During the first day of the Codex meeting’s five minute supplement guidelines discussion, China, while not objecting, gave a glimpse of the unfolding discourse. It stated that every government, in making decisions about vitamins and minerals, should be allowed to take into account the dietary limitations of their own countries, that governments be allowed to select vitamins and minerals according to the customs and habits of their country, and that definitions of the sources of vitamins be permitted and publicized. This is not the way the Codex guidelines envision the international supplement trade unfolding. International trade rules permit a country to diverge from an international standard if it has a sound scientific basis to do so.
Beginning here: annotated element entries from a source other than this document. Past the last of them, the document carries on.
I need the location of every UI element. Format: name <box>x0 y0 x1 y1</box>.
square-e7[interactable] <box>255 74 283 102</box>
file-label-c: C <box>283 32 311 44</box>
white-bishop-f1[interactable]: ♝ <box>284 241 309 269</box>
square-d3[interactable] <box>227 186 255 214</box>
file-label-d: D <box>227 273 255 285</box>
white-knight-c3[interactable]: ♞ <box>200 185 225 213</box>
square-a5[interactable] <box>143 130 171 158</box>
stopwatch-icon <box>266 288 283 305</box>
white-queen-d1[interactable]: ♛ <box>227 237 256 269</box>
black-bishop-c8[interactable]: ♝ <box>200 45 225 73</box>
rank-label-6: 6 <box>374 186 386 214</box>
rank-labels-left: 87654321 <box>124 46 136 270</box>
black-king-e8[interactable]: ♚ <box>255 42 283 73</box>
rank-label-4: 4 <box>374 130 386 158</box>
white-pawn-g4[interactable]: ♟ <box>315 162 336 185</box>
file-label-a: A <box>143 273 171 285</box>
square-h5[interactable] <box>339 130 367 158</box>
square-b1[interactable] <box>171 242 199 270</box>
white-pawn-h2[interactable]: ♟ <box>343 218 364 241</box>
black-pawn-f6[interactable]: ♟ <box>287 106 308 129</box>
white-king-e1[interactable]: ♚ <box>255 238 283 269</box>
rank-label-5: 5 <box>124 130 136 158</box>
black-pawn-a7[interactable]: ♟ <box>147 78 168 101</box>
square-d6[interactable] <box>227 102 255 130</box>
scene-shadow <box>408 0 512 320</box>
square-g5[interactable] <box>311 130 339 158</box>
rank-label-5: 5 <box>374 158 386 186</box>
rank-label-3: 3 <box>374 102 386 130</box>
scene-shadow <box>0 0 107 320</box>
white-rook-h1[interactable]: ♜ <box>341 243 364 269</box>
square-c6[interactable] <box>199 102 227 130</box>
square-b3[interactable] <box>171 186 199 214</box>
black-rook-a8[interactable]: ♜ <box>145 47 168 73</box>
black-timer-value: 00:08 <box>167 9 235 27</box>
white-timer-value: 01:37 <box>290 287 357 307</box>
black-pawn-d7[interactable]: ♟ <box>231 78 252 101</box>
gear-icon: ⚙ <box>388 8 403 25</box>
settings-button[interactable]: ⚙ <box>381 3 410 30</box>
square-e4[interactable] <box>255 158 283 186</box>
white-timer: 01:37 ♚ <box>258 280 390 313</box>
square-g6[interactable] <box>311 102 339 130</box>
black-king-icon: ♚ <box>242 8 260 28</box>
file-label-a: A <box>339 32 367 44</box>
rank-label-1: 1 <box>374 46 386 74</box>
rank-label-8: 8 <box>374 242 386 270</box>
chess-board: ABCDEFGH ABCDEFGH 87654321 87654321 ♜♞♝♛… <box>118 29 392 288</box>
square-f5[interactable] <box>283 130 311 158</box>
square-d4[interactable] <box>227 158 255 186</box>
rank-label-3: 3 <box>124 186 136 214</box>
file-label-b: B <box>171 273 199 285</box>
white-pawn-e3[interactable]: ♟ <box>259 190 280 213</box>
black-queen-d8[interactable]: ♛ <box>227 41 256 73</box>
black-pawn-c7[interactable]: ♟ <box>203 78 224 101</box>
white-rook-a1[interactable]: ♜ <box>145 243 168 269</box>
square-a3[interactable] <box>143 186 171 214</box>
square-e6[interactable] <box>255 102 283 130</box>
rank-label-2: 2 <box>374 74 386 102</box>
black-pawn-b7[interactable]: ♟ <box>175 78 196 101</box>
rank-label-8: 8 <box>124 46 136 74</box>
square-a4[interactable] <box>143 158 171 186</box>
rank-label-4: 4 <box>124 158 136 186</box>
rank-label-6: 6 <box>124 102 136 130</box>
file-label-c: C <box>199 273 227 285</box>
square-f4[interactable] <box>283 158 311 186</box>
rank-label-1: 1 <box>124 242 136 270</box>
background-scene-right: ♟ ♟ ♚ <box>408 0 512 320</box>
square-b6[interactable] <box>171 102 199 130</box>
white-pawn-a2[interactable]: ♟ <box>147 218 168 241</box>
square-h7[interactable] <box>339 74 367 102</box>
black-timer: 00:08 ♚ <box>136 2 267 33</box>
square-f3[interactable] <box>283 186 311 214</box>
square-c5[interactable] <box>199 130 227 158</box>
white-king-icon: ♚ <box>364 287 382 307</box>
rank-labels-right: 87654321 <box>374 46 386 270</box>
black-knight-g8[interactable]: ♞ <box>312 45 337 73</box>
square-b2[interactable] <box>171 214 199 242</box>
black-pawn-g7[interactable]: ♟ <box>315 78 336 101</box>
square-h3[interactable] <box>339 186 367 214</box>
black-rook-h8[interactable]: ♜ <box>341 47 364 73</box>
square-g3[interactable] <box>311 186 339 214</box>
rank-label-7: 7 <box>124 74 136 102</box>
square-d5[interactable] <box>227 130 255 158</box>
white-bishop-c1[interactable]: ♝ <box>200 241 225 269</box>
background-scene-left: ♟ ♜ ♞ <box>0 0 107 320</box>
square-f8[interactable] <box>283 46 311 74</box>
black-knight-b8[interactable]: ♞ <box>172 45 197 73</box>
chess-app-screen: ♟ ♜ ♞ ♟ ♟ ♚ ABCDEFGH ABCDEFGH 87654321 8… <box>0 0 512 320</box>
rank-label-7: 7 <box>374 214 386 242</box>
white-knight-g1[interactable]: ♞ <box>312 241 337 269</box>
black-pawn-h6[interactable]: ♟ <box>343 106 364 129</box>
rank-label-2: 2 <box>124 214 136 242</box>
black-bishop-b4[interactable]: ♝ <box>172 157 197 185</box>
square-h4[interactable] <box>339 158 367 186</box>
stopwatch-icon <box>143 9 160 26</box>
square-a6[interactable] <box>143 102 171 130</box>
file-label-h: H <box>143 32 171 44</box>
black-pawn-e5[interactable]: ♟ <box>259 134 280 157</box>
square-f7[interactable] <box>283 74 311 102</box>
It is possible that some countries-possibly China?-might diverge from the guidelines in way more supportive of dietary supplements than is Codex.
The road out of Rome runs between the Palatine, the hill from which Romulus and Remus launched the Roman adventure, and Claudius’ palace, overlooking the Circus Maximus. Authorities removed the final remains of 2005’s Live8 Roma from Circus Maximus on Wednesday. FAO world headquarters sits at the bottom of the hill, cattycorner from Claudius’ palace and the Roman Forum. This was the center of the Roman Republic. A banner on the side of the FAO headquarters invites each individual to become a partner with FAO in ending world hunger.
by Jim Turner, general counsel to the Weston A. Price Foundation and attendee at the Rome CODEX meeting.